The first, "A MAN WITH A RAKE," is a chapbook by Pulitzer Prize-winning poet Ted Kooser set to be released on March 15, 2022. Though Kooser writes about farms and barns and fields and kitchens, he isn't embroidering nostalgic cliches or quaint memes of farm life. His poems create surprising images from what some might perceive is a quiet life in Nebraska. The book is a short collection meant to be enjoyed in one sitting, or about the time it might take someone to rake a pile of leaves.
The second collection will be "MANKILLER POEMS" by the late Cherokee Chief Wilma Mankiller, whom the U.S. Mint will honor in 2022 with a new twenty-five cent piece bearing her image. McCue and Clyde Hill Publishing founder Greg Shaw unearthed 19 poems from archival boxes in rural Adair County, Oklahoma.

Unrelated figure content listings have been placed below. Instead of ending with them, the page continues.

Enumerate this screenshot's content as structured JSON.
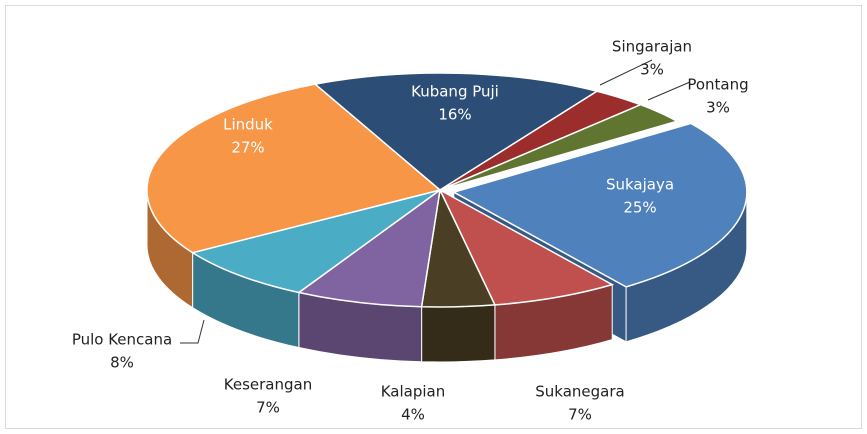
{
  "chart_data": {
    "type": "pie3d",
    "categories": [
      "Sukajaya",
      "Sukanegara",
      "Kalapian",
      "Keserangan",
      "Pulo Kencana",
      "Linduk",
      "Kubang Puji",
      "Singarajan",
      "Pontang"
    ],
    "values": [
      25,
      7,
      4,
      7,
      8,
      27,
      16,
      3,
      3
    ],
    "value_labels": [
      "25%",
      "7%",
      "4%",
      "7%",
      "8%",
      "27%",
      "16%",
      "3%",
      "3%"
    ],
    "colors": [
      "#4f81bd",
      "#c0504d",
      "#4a3f24",
      "#8064a2",
      "#4bacc6",
      "#f79646",
      "#2c4d75",
      "#9b2d2d",
      "#5f7530"
    ]
  }
}
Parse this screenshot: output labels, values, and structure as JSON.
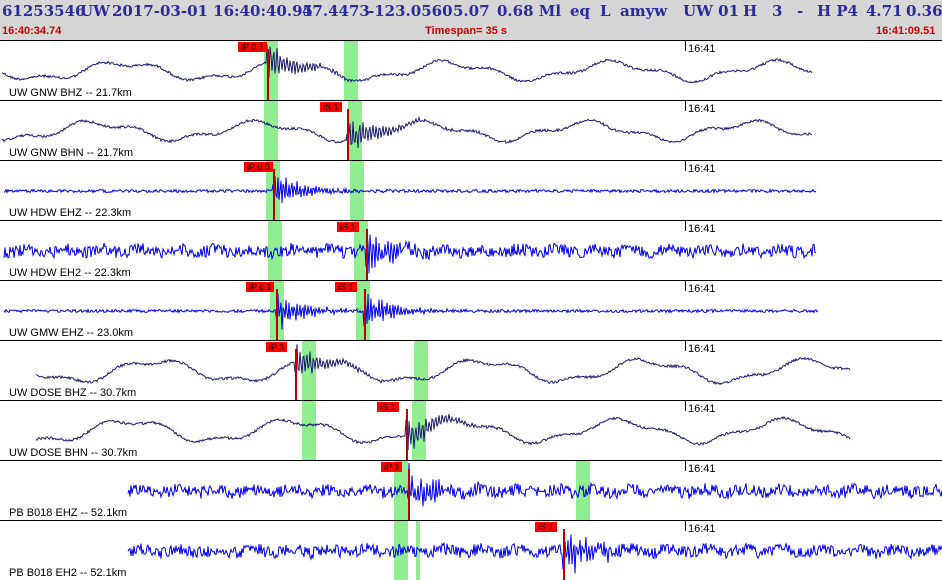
{
  "header": {
    "event_id": "61253546",
    "network": "UW",
    "origin_time": "2017-03-01 16:40:40.95",
    "latitude": "47.4473",
    "longitude": "-123.0560",
    "depth": "5.07",
    "magnitude": "0.68 Ml",
    "etype": "eq",
    "source_code": "L",
    "author": "amyw",
    "region": "UW 01",
    "flag_h1": "H",
    "count": "3",
    "dash": "-",
    "flag_h2": "H P4",
    "value_a": "4.71",
    "value_b": "0.36",
    "start_time": "16:40:34.74",
    "timespan": "Timespan=  35 s",
    "end_time": "16:41:09.51"
  },
  "tick_time": "16:41",
  "colors": {
    "header_bg": "#d6d6d6",
    "header_text": "#2b2a9e",
    "subheader_text": "#cc0000",
    "trace_dark": "#1a1a6e",
    "trace_blue": "#0000ee",
    "pick_flag": "#ff0000",
    "window_band": "#90ee90"
  },
  "channels": [
    {
      "label": "UW GNW BHZ -- 21.7km",
      "picks": [
        "iP 0.1"
      ],
      "trace_color": "#1a1a6e"
    },
    {
      "label": "UW GNW BHN -- 21.7km",
      "picks": [
        "iS 1"
      ],
      "trace_color": "#1a1a6e"
    },
    {
      "label": "UW HDW EHZ -- 22.3km",
      "picks": [
        "iP d 0"
      ],
      "trace_color": "#0000ee"
    },
    {
      "label": "UW HDW EH2 -- 22.3km",
      "picks": [
        "iS 1"
      ],
      "trace_color": "#0000ee"
    },
    {
      "label": "UW GMW EHZ -- 23.0km",
      "picks": [
        "iP c 1",
        "iS 1"
      ],
      "trace_color": "#0000ee"
    },
    {
      "label": "UW DOSE BHZ -- 30.7km",
      "picks": [
        "iP 1"
      ],
      "trace_color": "#1a1a6e"
    },
    {
      "label": "UW DOSE BHN -- 30.7km",
      "picks": [
        "iS 1"
      ],
      "trace_color": "#1a1a6e"
    },
    {
      "label": "PB B018 EHZ -- 52.1km",
      "picks": [
        "iP 1"
      ],
      "trace_color": "#0000ee"
    },
    {
      "label": "PB B018 EH2 -- 52.1km",
      "picks": [
        "iS 1"
      ],
      "trace_color": "#0000ee"
    }
  ]
}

The third collection is written by poet Ricardo Ruiz, a U.S. Army veteran who served in Afghanistan and hails from the farming community of Othello, Washington. Ruiz is part of a large immigrant family that migrated to the U.S. from Mexico. "WE HAD OUR REASONS" by Ricardo Ruiz and Other Hard-Working Mexicans from Eastern Washington" follows Ruiz's passion for poetry into an unusual method of creation. Engaging friends and family as storytellers, Ruiz crafts poems from interviews, encouraging his community members to document their histories. Then he crafts poems from the transcripts and returns to the storytellers to co-write each poem.
McCue calls this form of documentary poetry the "The Pulley." The emerging press takes inspiration from the industrial pulley that enables workers to move heavy objects. A pulley can also be a squeaky old bit found in the back of a barn. Pulley Press engages with the gritty, tough world of overlooked America and aspires to run, as if on a clothesline, beautiful poetry into all corners of our country.
Pulley Press is setting out to locate, encourage and showcase poetry by rural poets or poets who write from the rural experience. Future Pulley Press poets may write about their working lives and the places where they live. In all cases, the poets' back stories influence their verse, bringing new conversations to light in American literature.